A man in search of a causal relationship
Consciousness is arranged in such a way that we definitely need to explain the events that occur around. A person is always looking for a connection between the picture of the world in which he lives and the information he receives. Often the brain creates order out of chaos. He can easily see a causal relationship where there is none. Scientists have to specifically learn to overcome this trend. The ability to evaluate relationships between data is objectively essential in an academic career.
Media bias
Consider how the presence of a correlation can be misinterpreted. A group of ill-behaved British students were asked if their parents smoked. Then the test was published in the newspaper. The result showed a strong correlation between parents' smoking and their children's delinquency. The professor who conducted this study even suggested putting a warning about this on cigarette packs. However, there are a number of problems with this conclusion. First, the correlation does not indicate which of the quantities is independent. Therefore, it is quite possible to assume that the pernicious habit of parents is caused by the disobedience of children. Secondly, it is impossible to say with certainty that both problems did not arise due to some third factor. For example, low-income families. It should be noted the emotional aspect of the initial conclusions of the professor who conducted the study. He was an ardent opponent of smoking.
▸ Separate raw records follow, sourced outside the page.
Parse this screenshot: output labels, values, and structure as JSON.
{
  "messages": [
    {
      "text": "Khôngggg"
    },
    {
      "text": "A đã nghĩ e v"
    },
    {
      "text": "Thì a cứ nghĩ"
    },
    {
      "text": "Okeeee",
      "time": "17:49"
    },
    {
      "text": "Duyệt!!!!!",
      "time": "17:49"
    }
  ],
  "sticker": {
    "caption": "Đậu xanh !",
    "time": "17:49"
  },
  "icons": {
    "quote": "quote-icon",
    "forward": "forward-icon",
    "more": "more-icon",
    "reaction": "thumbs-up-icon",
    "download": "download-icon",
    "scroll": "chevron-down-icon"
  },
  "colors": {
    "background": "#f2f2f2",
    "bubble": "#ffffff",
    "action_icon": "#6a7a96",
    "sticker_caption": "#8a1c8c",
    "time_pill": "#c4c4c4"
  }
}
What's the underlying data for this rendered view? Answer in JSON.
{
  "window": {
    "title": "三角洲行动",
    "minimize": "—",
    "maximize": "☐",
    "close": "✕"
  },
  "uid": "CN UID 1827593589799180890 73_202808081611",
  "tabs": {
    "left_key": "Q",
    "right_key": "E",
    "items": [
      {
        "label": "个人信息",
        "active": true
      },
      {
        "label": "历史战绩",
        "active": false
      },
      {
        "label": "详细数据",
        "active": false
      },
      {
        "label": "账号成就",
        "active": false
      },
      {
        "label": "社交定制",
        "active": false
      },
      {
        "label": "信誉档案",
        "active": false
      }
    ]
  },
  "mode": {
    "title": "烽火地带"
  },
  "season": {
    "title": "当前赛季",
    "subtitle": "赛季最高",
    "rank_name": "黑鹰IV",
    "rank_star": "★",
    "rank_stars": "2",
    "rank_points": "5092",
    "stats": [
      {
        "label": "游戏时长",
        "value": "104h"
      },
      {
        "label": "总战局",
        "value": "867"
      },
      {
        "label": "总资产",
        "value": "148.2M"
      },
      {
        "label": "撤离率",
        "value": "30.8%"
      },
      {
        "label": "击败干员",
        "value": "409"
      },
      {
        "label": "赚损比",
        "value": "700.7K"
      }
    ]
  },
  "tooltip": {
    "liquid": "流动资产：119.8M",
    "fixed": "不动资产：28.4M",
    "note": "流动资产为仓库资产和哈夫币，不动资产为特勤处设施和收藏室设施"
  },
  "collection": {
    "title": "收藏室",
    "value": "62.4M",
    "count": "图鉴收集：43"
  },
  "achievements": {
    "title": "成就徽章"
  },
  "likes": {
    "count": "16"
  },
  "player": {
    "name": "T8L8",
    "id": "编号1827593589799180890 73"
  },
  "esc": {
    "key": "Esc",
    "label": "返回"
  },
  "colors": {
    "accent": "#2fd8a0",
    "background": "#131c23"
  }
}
Therefore, it is not surprising that he interpreted the results of his study in this way.
conclusions
Misinterpreting correlation as a causal relationship between two variables can lead to embarrassing research errors. The problem is that it lies at the very core of human consciousness. Many marketing tricks are based on this feature. Understanding the difference between causation and correlation allows you to rationally analyze information as in Everyday life as well as in professional careers.